Juru Bicara KPK Budi Prasetyo memberikan penjelasan mengenai status laporan tersebut saat ditemui di Gedung Merah Putih, Jakarta. Dilansir dari Nasional, lembaga antirasuah tersebut menegaskan adanya regulasi mengenai pengecualian informasi terhadap aduan yang masuk ke meja penyidik.

"Terkait dengan laporan aduan masyarakat, itu merupakan informasi yang dikecualikan atau tertutup sehingga kami tidak bisa memberikan konfirmasi apakah menerima atau tidak laporan aduan tersebut," kata Budi, Juru Bicara KPK.

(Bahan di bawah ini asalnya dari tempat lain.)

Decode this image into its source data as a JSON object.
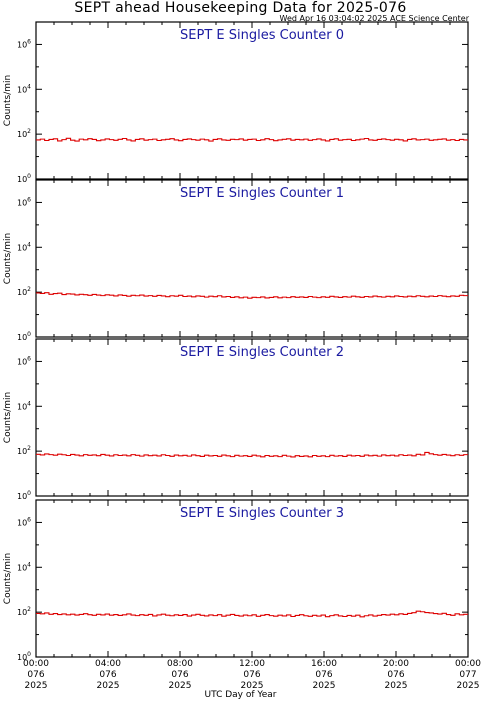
{
  "header": {
    "title": "SEPT ahead Housekeeping Data for 2025-076",
    "timestamp": "Wed Apr 16 03:04:02 2025 ACE Science Center",
    "xlabel": "UTC Day of Year"
  },
  "colors": {
    "series": "#dd0000",
    "panel_title": "#1a1aa0",
    "axes": "#000000"
  },
  "chart_data": [
    {
      "type": "line",
      "step": true,
      "title": "SEPT E Singles Counter 0",
      "ylabel": "Counts/min",
      "yscale": "log",
      "ylim": [
        1,
        10000000
      ],
      "yticks": [
        {
          "exp": "0"
        },
        {
          "exp": "2"
        },
        {
          "exp": "4"
        },
        {
          "exp": "6"
        }
      ],
      "xlim": [
        0,
        24
      ],
      "values": [
        55,
        60,
        52,
        58,
        62,
        50,
        57,
        65,
        54,
        49,
        60,
        56,
        63,
        58,
        51,
        55,
        61,
        57,
        53,
        59,
        64,
        55,
        50,
        58,
        62,
        54,
        57,
        60,
        52,
        56,
        59,
        63,
        55,
        51,
        58,
        61,
        57,
        54,
        60,
        56,
        49,
        58,
        62,
        55,
        53,
        59,
        57,
        61,
        54,
        58,
        60,
        52,
        56,
        63,
        57,
        51,
        55,
        59,
        62,
        54,
        58,
        56,
        60,
        53,
        57,
        61,
        55,
        50,
        58,
        62,
        54,
        57,
        59,
        52,
        56,
        60,
        64,
        55,
        53,
        58,
        61,
        57,
        54,
        59,
        56,
        50,
        58,
        62,
        55,
        57,
        60,
        53,
        56,
        59,
        61,
        54,
        57,
        52,
        58,
        55
      ]
    },
    {
      "type": "line",
      "step": true,
      "title": "SEPT E Singles Counter 1",
      "ylabel": "Counts/min",
      "yscale": "log",
      "ylim": [
        1,
        10000000
      ],
      "yticks": [
        {
          "exp": "0"
        },
        {
          "exp": "2"
        },
        {
          "exp": "4"
        },
        {
          "exp": "6"
        }
      ],
      "xlim": [
        0,
        24
      ],
      "values": [
        92,
        88,
        95,
        80,
        86,
        90,
        78,
        84,
        82,
        75,
        80,
        77,
        72,
        79,
        74,
        70,
        76,
        73,
        68,
        75,
        71,
        66,
        72,
        69,
        74,
        67,
        70,
        65,
        71,
        68,
        63,
        69,
        66,
        72,
        64,
        67,
        62,
        68,
        65,
        60,
        66,
        63,
        69,
        61,
        64,
        58,
        62,
        56,
        60,
        54,
        59,
        57,
        61,
        55,
        58,
        62,
        56,
        60,
        57,
        63,
        59,
        61,
        58,
        64,
        60,
        57,
        62,
        59,
        65,
        61,
        58,
        63,
        60,
        66,
        62,
        59,
        64,
        61,
        67,
        63,
        60,
        65,
        62,
        68,
        64,
        61,
        66,
        63,
        69,
        65,
        62,
        67,
        64,
        70,
        66,
        63,
        68,
        65,
        72,
        70
      ]
    },
    {
      "type": "line",
      "step": true,
      "title": "SEPT E Singles Counter 2",
      "ylabel": "Counts/min",
      "yscale": "log",
      "ylim": [
        1,
        10000000
      ],
      "yticks": [
        {
          "exp": "0"
        },
        {
          "exp": "2"
        },
        {
          "exp": "4"
        },
        {
          "exp": "6"
        }
      ],
      "xlim": [
        0,
        24
      ],
      "values": [
        72,
        68,
        75,
        70,
        66,
        73,
        69,
        64,
        71,
        67,
        62,
        70,
        65,
        68,
        63,
        71,
        66,
        61,
        69,
        64,
        67,
        62,
        70,
        65,
        60,
        68,
        63,
        66,
        61,
        69,
        64,
        59,
        67,
        62,
        65,
        60,
        68,
        63,
        58,
        66,
        61,
        64,
        59,
        67,
        62,
        57,
        65,
        60,
        63,
        58,
        66,
        61,
        56,
        64,
        59,
        62,
        57,
        65,
        60,
        55,
        63,
        58,
        61,
        56,
        64,
        59,
        62,
        57,
        65,
        60,
        63,
        58,
        66,
        61,
        64,
        59,
        67,
        62,
        65,
        60,
        68,
        63,
        66,
        61,
        69,
        64,
        67,
        62,
        72,
        68,
        88,
        76,
        70,
        66,
        71,
        67,
        63,
        69,
        65,
        70
      ]
    },
    {
      "type": "line",
      "step": true,
      "title": "SEPT E Singles Counter 3",
      "ylabel": "Counts/min",
      "yscale": "log",
      "ylim": [
        1,
        10000000
      ],
      "yticks": [
        {
          "exp": "0"
        },
        {
          "exp": "2"
        },
        {
          "exp": "4"
        },
        {
          "exp": "6"
        }
      ],
      "xlim": [
        0,
        24
      ],
      "values": [
        88,
        84,
        92,
        80,
        86,
        78,
        83,
        76,
        81,
        74,
        79,
        85,
        77,
        72,
        80,
        75,
        82,
        73,
        78,
        71,
        76,
        83,
        74,
        70,
        77,
        72,
        79,
        68,
        75,
        81,
        73,
        69,
        76,
        71,
        78,
        67,
        74,
        80,
        72,
        68,
        75,
        70,
        77,
        66,
        73,
        79,
        71,
        67,
        74,
        69,
        76,
        65,
        72,
        78,
        70,
        66,
        73,
        68,
        75,
        64,
        71,
        77,
        69,
        65,
        72,
        67,
        74,
        63,
        70,
        76,
        68,
        64,
        71,
        66,
        73,
        62,
        69,
        75,
        67,
        72,
        78,
        74,
        81,
        76,
        84,
        79,
        88,
        95,
        110,
        104,
        96,
        92,
        86,
        82,
        89,
        78,
        72,
        84,
        76,
        80
      ]
    }
  ],
  "xaxis": {
    "ticks": [
      {
        "time": "00:00",
        "doy": "076",
        "year": "2025"
      },
      {
        "time": "04:00",
        "doy": "076",
        "year": "2025"
      },
      {
        "time": "08:00",
        "doy": "076",
        "year": "2025"
      },
      {
        "time": "12:00",
        "doy": "076",
        "year": "2025"
      },
      {
        "time": "16:00",
        "doy": "076",
        "year": "2025"
      },
      {
        "time": "20:00",
        "doy": "076",
        "year": "2025"
      },
      {
        "time": "00:00",
        "doy": "077",
        "year": "2025"
      }
    ]
  }
}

Proses hukum internal akan dilakukan oleh tim verifikasi untuk meninjau keabsahan berkas yang dilayangkan. Budi menambahkan bahwa pendalaman bahan akan segera dilakukan apabila data yang diberikan oleh pelapor terbukti valid secara hukum.

"Kita akan lihat perkembangannya seperti apa. Namun yang pasti di titik awal kami tidak bisa memberikan konfirmasi, tidak bisa memberikan klarifikasi apakah ada atau tidak laporan aduan tersebut," ujar Budi, Juru Bicara KPK.

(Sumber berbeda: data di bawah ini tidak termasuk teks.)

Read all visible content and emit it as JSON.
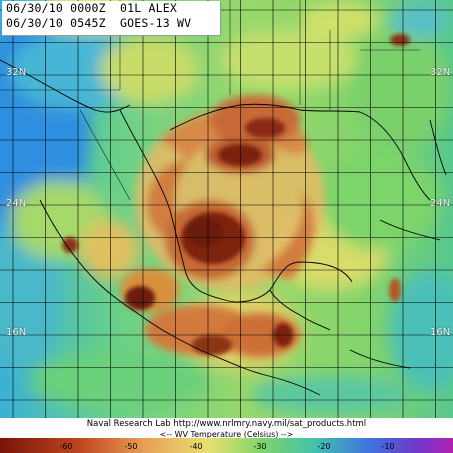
{
  "header": {
    "line1": "06/30/10 0000Z  01L ALEX",
    "line2": "06/30/10 0545Z  GOES-13 WV"
  },
  "lat_labels": {
    "left_32": "32N",
    "right_32": "32N",
    "left_24": "24N",
    "right_24": "24N",
    "left_16": "16N",
    "right_16": "16N"
  },
  "footer": {
    "credit": "Naval Research Lab http://www.nrlmry.navy.mil/sat_products.html",
    "legend_title": "<--   WV Temperature (Celsius)   -->",
    "ticks": [
      "-60",
      "-50",
      "-40",
      "-30",
      "-20",
      "-10"
    ]
  },
  "colors": {
    "coldest": "#7a1f08",
    "cold": "#c4602a",
    "mid_cold": "#e2a85a",
    "mid": "#c8e070",
    "warm": "#6cd06a",
    "warmer": "#48c8c0",
    "warmest": "#4080e0",
    "extreme": "#7a40d0",
    "grid": "#000000"
  }
}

Pihak pelapor yakni OC Kaligis menuntut keadilan bagi kliennya, Jap Ferry Sanjaya, yang saat ini berstatus terdakwa. Kaligis menilai Sri Mulyani yang menjabat Bupati Klaten periode 2019-2024 seharusnya ikut bertanggung jawab dalam perjanjian sewa-menyewa tersebut.

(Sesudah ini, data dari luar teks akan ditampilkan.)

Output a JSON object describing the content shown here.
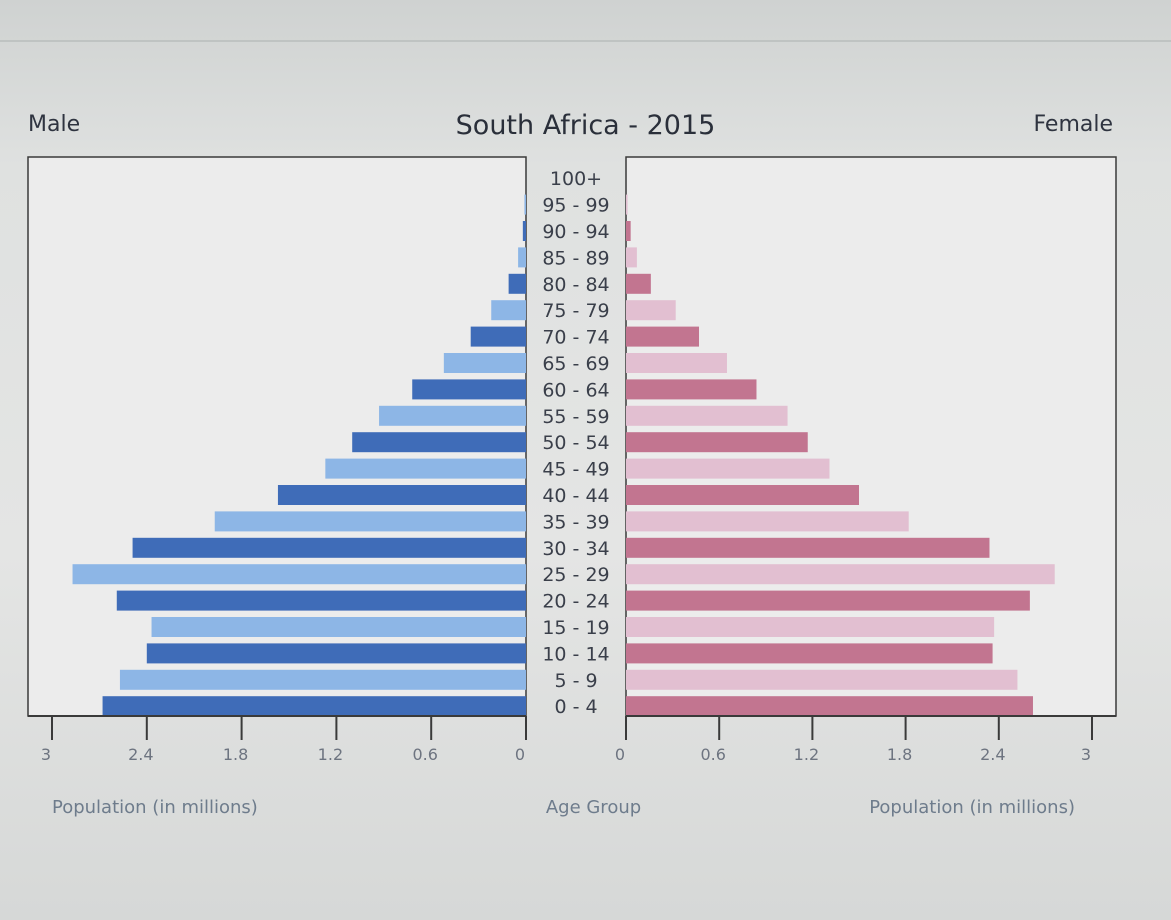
{
  "chart_data": {
    "type": "bar",
    "title": "South Africa - 2015",
    "left_label": "Male",
    "right_label": "Female",
    "categories": [
      "100+",
      "95 - 99",
      "90 - 94",
      "85 - 89",
      "80 - 84",
      "75 - 79",
      "70 - 74",
      "65 - 69",
      "60 - 64",
      "55 - 59",
      "50 - 54",
      "45 - 49",
      "40 - 44",
      "35 - 39",
      "30 - 34",
      "25 - 29",
      "20 - 24",
      "15 - 19",
      "10 - 14",
      "5 - 9",
      "0 - 4"
    ],
    "series": [
      {
        "name": "Male",
        "values": [
          0.0,
          0.01,
          0.02,
          0.05,
          0.11,
          0.22,
          0.35,
          0.52,
          0.72,
          0.93,
          1.1,
          1.27,
          1.57,
          1.97,
          2.49,
          2.87,
          2.59,
          2.37,
          2.4,
          2.57,
          2.68
        ]
      },
      {
        "name": "Female",
        "values": [
          0.0,
          0.01,
          0.03,
          0.07,
          0.16,
          0.32,
          0.47,
          0.65,
          0.84,
          1.04,
          1.17,
          1.31,
          1.5,
          1.82,
          2.34,
          2.76,
          2.6,
          2.37,
          2.36,
          2.52,
          2.62
        ]
      }
    ],
    "xlim": [
      0,
      3
    ],
    "x_ticks_left": [
      "3",
      "2.4",
      "1.8",
      "1.2",
      "0.6",
      "0"
    ],
    "x_ticks_right": [
      "0",
      "0.6",
      "1.2",
      "1.8",
      "2.4",
      "3"
    ],
    "xlabel_left": "Population (in millions)",
    "xlabel_center": "Age Group",
    "xlabel_right": "Population (in millions)",
    "colors": {
      "male_dark": "#3f6cb8",
      "male_light": "#8db6e6",
      "female_dark": "#c27590",
      "female_light": "#e2bfd1"
    }
  }
}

"Saya bilang si Sri Mulyani ini mesti masuk (kasus korupsi Plaza Klaten)," kata OC Kaligis, Pengacara Senior.

Meski mengonfirmasi telah menyerahkan laporan ke KPK, Kaligis tidak memerinci waktu pasti penyerahan berkas tersebut. Ia mengkritik lambannya proses hukum terhadap pihak pemberi persetujuan sewa dalam kasus tindak pidana khusus ini.

"Saya bilang, ini benar-benar, saya bahkan saya si bupati sudah pernah laporkan (KPK) tapi enggak jalan," ungkap OC Kaligis, Pengacara Senior.

Kaligis menyoroti ketimpangan hukum di mana penyewa justru dipidanakan, sementara pihak pemerintah daerah yang menandatangani kontrak belum tersentuh hukum. Hal ini merujuk pada jalannya persidangan di Pengadilan Tipikor Semarang pada Senin (20/4/2026).

"Ini kan tindak pidana khusus, katanya harus sewa menyewa. Sekarang penyewa yang dipidanakan," lanjut OC Kaligis, Pengacara Senior.

Berdasarkan jalannya persidangan, Sri Mulyani sebelumnya telah mengakui keterlibatannya dalam penandatanganan proyek sewa Plaza Klaten tersebut. Namun, Kaligis menyangsikan keterangan mantan bupati tersebut mengenai ketidaktahuannya atas isi kontrak.

"Tapi katanya enggak tahu isinya. Ngomong kosong aja itu," kata OC Kaligis, Pengacara Senior.